Well that's it. I do really hope somebody could help me with the two methods, one using algebra and another using calculus.

Answer 1

As an approximation for the first loop, as the length would be
between the circumference of a circle of radius 2.6 cm and
the circumference of a circle of radius 2.6 cm + 0.74 $\mu$m,
is the average of those two circumferences.

Doing likewise for the other loops will give
you an approximation for the total length.
Take into account the last loop is 1/4 of a circle.

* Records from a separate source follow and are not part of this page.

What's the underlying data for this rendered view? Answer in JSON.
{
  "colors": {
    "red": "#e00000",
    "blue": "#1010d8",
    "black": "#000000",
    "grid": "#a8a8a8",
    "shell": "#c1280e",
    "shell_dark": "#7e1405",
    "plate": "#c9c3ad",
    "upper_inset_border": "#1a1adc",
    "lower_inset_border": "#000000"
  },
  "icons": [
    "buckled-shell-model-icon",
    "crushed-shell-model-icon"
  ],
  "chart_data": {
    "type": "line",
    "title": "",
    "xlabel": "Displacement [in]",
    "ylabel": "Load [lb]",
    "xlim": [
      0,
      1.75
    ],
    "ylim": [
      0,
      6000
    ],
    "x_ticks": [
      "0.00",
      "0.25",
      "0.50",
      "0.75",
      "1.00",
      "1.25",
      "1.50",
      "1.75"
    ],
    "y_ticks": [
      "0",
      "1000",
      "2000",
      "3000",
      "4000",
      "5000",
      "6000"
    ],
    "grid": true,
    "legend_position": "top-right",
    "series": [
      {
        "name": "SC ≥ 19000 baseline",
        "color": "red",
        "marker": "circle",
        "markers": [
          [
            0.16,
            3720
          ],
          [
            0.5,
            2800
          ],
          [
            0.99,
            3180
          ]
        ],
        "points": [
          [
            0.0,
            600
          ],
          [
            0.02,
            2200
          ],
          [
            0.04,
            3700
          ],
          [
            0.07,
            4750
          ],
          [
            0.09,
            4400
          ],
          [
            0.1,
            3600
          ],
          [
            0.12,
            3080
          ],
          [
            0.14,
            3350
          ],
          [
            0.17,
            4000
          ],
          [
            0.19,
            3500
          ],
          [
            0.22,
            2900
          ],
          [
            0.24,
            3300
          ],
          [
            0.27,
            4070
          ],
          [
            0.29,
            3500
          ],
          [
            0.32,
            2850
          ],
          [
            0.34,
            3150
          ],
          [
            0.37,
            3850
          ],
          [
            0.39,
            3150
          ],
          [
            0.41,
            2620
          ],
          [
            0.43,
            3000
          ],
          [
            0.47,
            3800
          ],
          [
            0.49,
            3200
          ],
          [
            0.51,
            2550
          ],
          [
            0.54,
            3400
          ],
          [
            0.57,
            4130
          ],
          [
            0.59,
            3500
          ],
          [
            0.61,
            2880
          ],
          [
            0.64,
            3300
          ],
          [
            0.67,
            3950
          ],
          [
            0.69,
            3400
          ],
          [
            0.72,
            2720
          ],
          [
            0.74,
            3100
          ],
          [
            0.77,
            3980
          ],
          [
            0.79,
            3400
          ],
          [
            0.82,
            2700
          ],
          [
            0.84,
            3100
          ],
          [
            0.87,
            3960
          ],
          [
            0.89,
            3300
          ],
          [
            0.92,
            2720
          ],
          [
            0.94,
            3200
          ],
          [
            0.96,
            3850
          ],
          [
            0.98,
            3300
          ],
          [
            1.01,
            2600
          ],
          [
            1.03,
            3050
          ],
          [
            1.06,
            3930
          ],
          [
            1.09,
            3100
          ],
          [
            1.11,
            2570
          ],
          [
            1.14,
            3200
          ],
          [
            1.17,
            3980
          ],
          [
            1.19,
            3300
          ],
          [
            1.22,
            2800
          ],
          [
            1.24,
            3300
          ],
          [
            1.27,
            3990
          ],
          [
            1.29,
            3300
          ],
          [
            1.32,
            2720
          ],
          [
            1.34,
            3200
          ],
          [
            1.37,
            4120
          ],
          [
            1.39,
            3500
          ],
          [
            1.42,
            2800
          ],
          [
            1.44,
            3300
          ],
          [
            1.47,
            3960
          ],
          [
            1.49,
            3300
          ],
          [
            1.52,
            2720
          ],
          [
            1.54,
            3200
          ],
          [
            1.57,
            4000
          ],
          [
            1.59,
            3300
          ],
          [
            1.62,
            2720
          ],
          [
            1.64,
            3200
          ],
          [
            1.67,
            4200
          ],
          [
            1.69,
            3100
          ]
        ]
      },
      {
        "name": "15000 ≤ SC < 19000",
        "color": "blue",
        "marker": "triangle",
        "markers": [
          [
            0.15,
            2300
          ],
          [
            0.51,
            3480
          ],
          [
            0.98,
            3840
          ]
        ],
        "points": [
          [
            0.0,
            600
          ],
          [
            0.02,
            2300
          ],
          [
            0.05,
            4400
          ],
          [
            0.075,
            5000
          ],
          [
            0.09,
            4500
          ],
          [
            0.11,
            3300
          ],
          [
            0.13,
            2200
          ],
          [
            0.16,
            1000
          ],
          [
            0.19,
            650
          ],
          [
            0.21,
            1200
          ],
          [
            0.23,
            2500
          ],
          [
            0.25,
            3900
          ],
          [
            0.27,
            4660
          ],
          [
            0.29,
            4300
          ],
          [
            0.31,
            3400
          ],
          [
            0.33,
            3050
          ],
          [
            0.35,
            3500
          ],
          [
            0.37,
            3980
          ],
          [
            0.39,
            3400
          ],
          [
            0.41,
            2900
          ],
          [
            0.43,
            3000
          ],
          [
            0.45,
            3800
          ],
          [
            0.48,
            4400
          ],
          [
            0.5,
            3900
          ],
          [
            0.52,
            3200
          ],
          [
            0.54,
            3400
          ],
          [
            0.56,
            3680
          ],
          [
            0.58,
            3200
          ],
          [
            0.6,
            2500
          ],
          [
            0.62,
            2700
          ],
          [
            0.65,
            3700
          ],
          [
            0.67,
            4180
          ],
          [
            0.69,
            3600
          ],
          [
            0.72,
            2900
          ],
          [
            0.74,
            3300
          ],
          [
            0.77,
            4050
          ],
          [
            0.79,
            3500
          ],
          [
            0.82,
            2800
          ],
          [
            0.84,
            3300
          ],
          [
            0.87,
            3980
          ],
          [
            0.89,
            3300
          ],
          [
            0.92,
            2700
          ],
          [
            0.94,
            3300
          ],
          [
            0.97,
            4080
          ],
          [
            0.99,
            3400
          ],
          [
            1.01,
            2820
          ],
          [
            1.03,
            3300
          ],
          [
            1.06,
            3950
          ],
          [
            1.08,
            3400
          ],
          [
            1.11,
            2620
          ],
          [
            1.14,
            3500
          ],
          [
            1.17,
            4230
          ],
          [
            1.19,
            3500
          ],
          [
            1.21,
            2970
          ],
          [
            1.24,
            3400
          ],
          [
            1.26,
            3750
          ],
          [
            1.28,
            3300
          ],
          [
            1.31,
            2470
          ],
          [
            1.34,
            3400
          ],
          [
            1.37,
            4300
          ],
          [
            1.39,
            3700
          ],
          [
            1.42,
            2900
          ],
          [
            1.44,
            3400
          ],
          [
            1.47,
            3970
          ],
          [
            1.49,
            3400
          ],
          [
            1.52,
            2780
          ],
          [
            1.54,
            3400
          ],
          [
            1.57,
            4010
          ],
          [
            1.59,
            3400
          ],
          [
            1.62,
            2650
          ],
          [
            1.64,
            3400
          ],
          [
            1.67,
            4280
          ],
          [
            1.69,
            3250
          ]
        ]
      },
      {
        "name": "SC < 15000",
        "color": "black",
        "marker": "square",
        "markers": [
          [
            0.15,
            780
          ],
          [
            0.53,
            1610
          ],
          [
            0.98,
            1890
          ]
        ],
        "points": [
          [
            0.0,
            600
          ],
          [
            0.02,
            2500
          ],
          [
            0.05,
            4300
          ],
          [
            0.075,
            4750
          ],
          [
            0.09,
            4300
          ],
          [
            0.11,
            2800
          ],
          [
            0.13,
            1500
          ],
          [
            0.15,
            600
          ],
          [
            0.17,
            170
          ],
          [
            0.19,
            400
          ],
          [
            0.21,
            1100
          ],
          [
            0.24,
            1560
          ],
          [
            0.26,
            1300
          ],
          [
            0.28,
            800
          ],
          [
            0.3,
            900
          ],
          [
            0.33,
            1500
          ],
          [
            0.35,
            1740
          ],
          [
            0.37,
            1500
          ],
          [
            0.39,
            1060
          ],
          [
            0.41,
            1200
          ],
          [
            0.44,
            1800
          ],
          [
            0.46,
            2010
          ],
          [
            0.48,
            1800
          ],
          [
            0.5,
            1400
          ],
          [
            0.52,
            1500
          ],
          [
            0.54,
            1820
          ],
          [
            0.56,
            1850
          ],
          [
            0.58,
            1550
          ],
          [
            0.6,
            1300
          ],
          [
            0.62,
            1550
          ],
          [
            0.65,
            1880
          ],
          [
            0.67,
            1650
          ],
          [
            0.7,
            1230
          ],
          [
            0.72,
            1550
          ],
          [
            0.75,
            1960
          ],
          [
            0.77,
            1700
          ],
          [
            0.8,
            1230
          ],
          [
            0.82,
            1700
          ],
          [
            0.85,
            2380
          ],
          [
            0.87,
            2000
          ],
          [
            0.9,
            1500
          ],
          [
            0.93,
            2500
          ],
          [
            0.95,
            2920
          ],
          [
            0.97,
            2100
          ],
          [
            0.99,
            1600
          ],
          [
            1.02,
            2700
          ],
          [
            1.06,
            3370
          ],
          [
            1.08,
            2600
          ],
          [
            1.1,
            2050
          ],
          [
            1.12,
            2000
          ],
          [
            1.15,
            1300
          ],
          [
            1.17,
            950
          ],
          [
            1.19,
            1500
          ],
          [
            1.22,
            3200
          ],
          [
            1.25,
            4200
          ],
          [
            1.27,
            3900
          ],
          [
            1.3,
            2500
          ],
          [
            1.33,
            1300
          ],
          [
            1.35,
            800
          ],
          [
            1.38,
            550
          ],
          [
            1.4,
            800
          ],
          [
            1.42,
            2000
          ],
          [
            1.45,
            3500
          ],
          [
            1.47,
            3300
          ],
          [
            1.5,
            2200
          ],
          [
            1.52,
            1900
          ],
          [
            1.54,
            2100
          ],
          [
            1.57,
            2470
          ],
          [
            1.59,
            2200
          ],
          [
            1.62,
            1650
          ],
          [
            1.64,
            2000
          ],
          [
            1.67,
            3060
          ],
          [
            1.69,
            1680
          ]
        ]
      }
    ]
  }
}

Another approximation for s the length of the spiral.
Let c = 2$\pi$, r the inner radius, w the width
between each arc. n the number of turns. Then

sum(k=0,n-1) c(r + wk) = crn + cwn(n - 1)/2 < s <
sum(k=1,n) c(r + wk) = crn + cwn(n + 1)/2.
n is an integer. Add as needed a fraction of an additional turn,

Answer 2

This can be solved using the formula for area: $A=L\times W$, or equivalently: $L=\frac AW$

The entire track occupies an area of $\pi(0.057^2-0.026^2)$ square meters. The width of the track is given to be $0.74\times10^{-6}$ meters. The length is therefore: $$\frac{\pi(0.057^2-0.026^2)}{0.74\times10^{-6}}\approx1.09\times10^4\text{ meters}$$

Answer 3

You can consider the "average" radius $\bar r=(5.7 + 2.6)/2=4.15$ cm and simply compute $$ L=2\pi\bar r\cdot N=2\pi\cdot 4.15\cdot 41891.9=1.09234\times10^6\ \text{cm}= 1.09234\times10^4\ \text{m}. $$ If you insist on using calculus, you can of course integrate along the spiral: $$ L=\int_0^{2N\pi}\sqrt{\left({dr\over d\phi}\right)^2+r^2}\,d\phi =\int_0^{2N\pi}\sqrt{b^2+(a+b\phi)^2}\,d\phi=1.09234\times10^4\ \text{m}, $$ with: $a=2.6$ cm and $b={0.74\times10^{-6}\over2\pi}$ m. As you can see there is no difference, even keeping 6 significant digits.